“Se vi sentite male, sperate che il dottore sia femmina”
così esordisce un articolo apparso recentemente su Repubblica.it
L’argomentazione è che ci sono prove che le donne medico pratichino la medicina in modo diverso dai colleghi maschi, ed in particolare affrontino diversamente il rapporto con il paziente.
E sembra non si tratti di semplici opinioni, anzi! Un gruppo di ricercatori dell’Harvard University ha condotto uno studio sull’argomento, dal quale è emerso che non basta applicare i protocolli e terapie, serve che i dottori mettano al centro il paziente, comprendano le sue difficoltà, anche quelle non strettamente mediche. Ed in questo le donne sembra proprio che siano più brave.

La ricerca di Harvard indica che al successo delle dottoresse contribuisce la capacità di coniugare la medicina con l’attenzione alle condizioni di vita dei loro assistiti al di là dell’ospedale. Le abitudini, l’ambiente ed il comportamento nella vita di tutti i giorni influenzeranno in modo anche decisivo la guarigione.

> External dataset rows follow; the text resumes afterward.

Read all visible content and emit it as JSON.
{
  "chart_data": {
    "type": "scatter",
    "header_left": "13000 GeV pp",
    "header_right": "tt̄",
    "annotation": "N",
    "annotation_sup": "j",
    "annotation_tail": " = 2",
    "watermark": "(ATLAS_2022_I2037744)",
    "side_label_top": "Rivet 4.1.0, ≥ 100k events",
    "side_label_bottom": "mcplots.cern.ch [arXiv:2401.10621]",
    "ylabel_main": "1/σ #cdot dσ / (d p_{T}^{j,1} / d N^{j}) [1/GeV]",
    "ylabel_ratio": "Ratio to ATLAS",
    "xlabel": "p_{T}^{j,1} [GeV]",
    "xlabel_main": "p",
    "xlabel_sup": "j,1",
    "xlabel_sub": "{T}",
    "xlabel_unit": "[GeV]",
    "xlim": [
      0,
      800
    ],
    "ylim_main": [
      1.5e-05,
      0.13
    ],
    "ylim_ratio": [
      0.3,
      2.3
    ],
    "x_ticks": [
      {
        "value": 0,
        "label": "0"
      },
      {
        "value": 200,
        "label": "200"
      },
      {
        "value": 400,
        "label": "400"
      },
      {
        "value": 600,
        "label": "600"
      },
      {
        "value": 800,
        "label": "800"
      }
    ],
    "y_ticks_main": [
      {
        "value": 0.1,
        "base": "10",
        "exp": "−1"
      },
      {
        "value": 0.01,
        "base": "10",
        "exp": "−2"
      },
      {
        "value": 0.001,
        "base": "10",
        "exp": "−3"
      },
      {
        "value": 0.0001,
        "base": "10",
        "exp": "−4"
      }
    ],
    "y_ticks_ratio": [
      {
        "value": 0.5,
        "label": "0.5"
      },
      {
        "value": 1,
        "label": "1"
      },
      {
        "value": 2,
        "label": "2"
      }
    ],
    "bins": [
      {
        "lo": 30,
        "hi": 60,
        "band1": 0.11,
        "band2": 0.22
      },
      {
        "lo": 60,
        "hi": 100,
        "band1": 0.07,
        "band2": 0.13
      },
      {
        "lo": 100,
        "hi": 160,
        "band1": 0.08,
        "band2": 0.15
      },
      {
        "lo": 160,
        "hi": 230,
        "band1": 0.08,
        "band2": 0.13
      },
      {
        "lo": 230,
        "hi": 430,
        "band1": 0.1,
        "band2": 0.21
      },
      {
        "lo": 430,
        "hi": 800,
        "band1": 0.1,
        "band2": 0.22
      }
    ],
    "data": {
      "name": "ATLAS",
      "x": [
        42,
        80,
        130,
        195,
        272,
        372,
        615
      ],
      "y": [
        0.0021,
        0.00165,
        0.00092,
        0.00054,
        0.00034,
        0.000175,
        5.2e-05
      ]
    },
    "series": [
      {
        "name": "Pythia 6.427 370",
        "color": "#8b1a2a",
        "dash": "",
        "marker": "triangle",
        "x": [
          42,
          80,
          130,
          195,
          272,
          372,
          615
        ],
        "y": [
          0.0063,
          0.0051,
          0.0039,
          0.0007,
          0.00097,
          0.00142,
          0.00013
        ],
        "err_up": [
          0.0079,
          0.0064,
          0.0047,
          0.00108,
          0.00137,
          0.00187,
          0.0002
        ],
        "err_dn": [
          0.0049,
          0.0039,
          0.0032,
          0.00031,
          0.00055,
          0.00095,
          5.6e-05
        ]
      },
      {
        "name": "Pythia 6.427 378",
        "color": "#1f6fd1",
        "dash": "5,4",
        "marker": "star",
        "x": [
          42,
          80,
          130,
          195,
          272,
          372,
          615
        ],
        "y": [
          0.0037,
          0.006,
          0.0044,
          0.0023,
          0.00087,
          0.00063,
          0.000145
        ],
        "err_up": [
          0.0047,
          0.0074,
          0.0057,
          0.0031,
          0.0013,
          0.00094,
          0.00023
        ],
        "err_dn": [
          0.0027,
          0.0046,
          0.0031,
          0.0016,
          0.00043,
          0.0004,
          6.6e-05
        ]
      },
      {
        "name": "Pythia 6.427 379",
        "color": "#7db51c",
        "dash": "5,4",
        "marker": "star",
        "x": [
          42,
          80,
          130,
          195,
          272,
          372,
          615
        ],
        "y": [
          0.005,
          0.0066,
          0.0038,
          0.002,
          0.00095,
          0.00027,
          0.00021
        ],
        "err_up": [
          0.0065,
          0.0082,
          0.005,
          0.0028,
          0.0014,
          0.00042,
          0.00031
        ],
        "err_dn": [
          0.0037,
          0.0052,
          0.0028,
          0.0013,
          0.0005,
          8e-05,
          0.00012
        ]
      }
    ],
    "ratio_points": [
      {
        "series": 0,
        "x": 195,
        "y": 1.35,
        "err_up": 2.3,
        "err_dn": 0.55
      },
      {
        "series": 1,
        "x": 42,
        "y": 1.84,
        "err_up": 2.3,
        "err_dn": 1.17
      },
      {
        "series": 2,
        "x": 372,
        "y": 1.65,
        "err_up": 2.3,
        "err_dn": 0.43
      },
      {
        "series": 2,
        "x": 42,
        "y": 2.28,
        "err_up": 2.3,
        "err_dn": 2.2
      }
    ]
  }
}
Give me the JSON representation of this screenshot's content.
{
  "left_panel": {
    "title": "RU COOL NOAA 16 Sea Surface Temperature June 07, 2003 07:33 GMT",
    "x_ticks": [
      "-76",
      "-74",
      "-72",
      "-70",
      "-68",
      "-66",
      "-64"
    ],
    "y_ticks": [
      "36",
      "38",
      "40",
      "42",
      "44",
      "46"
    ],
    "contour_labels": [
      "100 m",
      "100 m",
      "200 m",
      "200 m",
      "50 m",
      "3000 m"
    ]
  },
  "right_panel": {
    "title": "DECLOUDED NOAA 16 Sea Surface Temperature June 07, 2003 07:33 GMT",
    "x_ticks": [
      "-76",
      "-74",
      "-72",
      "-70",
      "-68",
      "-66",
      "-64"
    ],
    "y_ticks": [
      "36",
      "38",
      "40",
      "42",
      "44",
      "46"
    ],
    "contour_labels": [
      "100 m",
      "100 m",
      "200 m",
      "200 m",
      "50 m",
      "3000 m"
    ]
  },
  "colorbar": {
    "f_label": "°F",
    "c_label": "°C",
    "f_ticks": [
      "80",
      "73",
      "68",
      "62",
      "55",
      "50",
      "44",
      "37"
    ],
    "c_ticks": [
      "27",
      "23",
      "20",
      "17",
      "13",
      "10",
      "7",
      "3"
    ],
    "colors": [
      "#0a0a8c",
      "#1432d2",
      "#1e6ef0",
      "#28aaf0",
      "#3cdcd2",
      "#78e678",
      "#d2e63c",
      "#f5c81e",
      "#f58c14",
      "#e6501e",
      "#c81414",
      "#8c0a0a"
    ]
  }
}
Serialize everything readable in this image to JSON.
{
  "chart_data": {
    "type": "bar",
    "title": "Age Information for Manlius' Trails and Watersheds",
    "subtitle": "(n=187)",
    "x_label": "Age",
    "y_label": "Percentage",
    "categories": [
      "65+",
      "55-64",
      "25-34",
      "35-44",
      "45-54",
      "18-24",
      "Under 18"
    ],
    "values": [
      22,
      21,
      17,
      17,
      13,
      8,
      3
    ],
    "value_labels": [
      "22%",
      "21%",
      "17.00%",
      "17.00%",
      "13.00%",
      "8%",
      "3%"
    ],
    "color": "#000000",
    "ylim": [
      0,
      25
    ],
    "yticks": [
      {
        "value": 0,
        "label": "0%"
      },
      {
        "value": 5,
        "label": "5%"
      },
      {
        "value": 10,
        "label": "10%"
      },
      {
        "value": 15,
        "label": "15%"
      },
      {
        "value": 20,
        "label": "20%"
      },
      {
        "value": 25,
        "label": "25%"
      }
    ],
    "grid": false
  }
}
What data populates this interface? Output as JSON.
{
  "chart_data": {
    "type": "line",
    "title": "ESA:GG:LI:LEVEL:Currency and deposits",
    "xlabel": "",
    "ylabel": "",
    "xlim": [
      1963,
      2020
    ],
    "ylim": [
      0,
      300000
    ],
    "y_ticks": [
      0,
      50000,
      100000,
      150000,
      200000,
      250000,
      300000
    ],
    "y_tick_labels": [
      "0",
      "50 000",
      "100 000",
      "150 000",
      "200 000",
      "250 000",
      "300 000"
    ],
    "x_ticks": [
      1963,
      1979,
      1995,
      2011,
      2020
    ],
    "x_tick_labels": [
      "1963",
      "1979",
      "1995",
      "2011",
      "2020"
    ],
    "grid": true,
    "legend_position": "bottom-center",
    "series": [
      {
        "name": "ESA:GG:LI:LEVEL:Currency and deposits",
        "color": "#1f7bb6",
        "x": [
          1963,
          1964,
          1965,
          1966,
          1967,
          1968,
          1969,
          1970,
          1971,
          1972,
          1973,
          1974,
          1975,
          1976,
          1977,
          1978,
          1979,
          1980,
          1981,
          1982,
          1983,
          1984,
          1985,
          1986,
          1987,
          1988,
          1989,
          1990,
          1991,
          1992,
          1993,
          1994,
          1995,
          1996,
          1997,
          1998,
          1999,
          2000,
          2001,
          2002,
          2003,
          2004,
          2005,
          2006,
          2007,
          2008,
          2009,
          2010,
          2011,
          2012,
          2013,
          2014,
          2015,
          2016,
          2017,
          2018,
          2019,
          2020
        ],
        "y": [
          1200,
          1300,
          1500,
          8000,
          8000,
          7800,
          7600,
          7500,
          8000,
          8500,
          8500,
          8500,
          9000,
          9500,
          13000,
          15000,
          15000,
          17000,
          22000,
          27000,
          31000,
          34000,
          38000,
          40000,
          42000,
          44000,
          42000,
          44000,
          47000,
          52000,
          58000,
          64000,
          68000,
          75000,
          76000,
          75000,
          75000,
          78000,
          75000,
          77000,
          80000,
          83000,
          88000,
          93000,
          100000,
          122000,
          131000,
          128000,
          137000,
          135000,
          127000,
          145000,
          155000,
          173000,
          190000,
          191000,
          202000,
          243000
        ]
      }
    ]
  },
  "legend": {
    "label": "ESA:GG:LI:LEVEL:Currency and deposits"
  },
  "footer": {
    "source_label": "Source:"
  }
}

Eppure, ahimè sono proprio le donne a lasciare più spesso la professione medica. (Almeno negli USA, in Italia mancano i dati).
Secondo un articolo pubblicato su Medical Economics, le cause del burn out delle donne medico statunitensi sta sostanzialmente nel gap retributivo.

In Italia, invece, secondo Gabriella Tanturri, presidente dell’Associazione Italiana delle Donne Medico (Aidm) i dati non sono facilmente reperibili.

Certo è che se sul piano del rendimento scolastico le donne tendono in maggior numero a laurearsi in tempo e con votazioni mediamente più alte, nel mercato del lavoro la situazione si capovolge, con un netto vantaggio maschile.
Tra le principali difficoltà elencate dall’esperta, figurano «il carico aggiuntivo della gestione della vita familiare, presente anche nelle nuove generazioni al momento della nascita dei figli, ma anche discriminazione e molestie”.

Concordo pienamente con le conclusioni di Gabriella Tanturri sul fatto che è necessario un profondo cambiamento culturale.
E’ necessario valorizzare sì l’approccio femminile alla professione, ed è altrettanto indispensabile la riduzione del precariato ed, in primis, il sostegno alla maternità.